Orlando Brewing still a craft beer beacon

In honor of American Craft Beer Week, we profile Orlando’s groundbreaking brewery

Orlando Brewing president John Cheek in the Atlanta Avenue taproom
Orlando Brewing president John Cheek in the Atlanta Avenue taproom

The Orlando craft beer zeitgeist, which propels a flourishing subculture spanning from Shipyard Brew Pub to Redlight Redlight Beer Parlour and beyond, may not have hatched in a snifter or pint glass. That inaugural spark may have been struck in a more roundabout way, the mood captured in a 2006 interview with Orlando Brewing president John Cheek.

“Right after we opened [at Atlanta Avenue], the Orlando Sentinel did an article on me, calling me a ‘tree-hugging capitalist,’” Cheeks recalls. “And I actually hold that to my chest with pride.”

It is difficult now to appreciate Cheek’s entrepreneurship, determination and audacity, with new craft beer joints seeming to sprout up on a weekly basis today. But the city’s first microbrewery had been out of commission for 15 months in 2006, their old Huey Avenue location taken by eminent domain during the I-4 renovation project, and the very concept of “gourmet beer,” as Cheek calls it, was still largely foreign to the clientele he and brewer Ed Canty hoped to build. In addition to that, the brewery would make no concessions, even where they could’ve helped slash operational costs or woo customers. Only organic ingredients would be used. All beers would adhere to the “Reinheitsgebot,” or German Purity Law, barring adjuncts like rice or additives like fruits and spices from being added to the brews.

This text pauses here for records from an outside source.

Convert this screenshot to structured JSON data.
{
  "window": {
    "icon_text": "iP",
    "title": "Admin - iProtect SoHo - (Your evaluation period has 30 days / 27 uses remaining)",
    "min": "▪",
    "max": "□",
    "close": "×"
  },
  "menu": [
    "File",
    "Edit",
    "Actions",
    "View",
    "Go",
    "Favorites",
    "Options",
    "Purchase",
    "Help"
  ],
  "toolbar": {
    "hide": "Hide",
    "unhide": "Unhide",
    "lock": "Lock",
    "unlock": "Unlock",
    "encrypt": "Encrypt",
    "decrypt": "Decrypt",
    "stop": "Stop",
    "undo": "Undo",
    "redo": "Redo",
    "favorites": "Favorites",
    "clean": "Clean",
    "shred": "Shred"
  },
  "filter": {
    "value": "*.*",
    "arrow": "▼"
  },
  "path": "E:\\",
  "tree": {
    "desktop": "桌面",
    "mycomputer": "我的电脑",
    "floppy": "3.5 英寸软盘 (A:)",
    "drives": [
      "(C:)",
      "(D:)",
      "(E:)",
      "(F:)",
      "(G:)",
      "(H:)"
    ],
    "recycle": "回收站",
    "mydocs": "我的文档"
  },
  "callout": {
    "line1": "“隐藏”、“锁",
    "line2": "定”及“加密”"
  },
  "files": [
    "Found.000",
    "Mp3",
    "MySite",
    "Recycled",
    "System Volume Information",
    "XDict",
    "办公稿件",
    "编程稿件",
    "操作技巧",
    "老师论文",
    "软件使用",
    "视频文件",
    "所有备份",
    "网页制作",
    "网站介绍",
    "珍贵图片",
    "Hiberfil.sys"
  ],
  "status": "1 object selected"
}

“When we first opened up, there was no beer scene,” Cheek says. “That was really the impetus [of Orlando Brewing], from my personal standpoint – ‘Geez, how do you get a good beer?’”

So like a good tree-hugging capitalist, Cheek made it himself – and as luck would have it, a bunch of other people dug it, too. Cheek’s wasn’t exactly a flexible business model, but armed with his principles, his four original brews and a passion for craft beer, he began tilling the Orlando soil, breaking ground for craft breweries and bars to come.

Orlando Brewing now boasts 21 in-house draughts at their Atlanta Avenue tasting room and distributes eight flagship beers across the city. Shadowboxes of Florida Brewing Festival medals aplenty hang by the front door. They will participate in American Craft Beer Week this month with several events at the brewery, including beer-and-chocolate pairings and special lessons on beer science led by Cheek.

It’s all part of further cementing Orlando’s beer cachet – just eight years ago many of his patrons didn’t even know what a stout was, Cheek says. Now, Orlando Brewing has to make sure, on busy Friday nights, they don’t run out of it.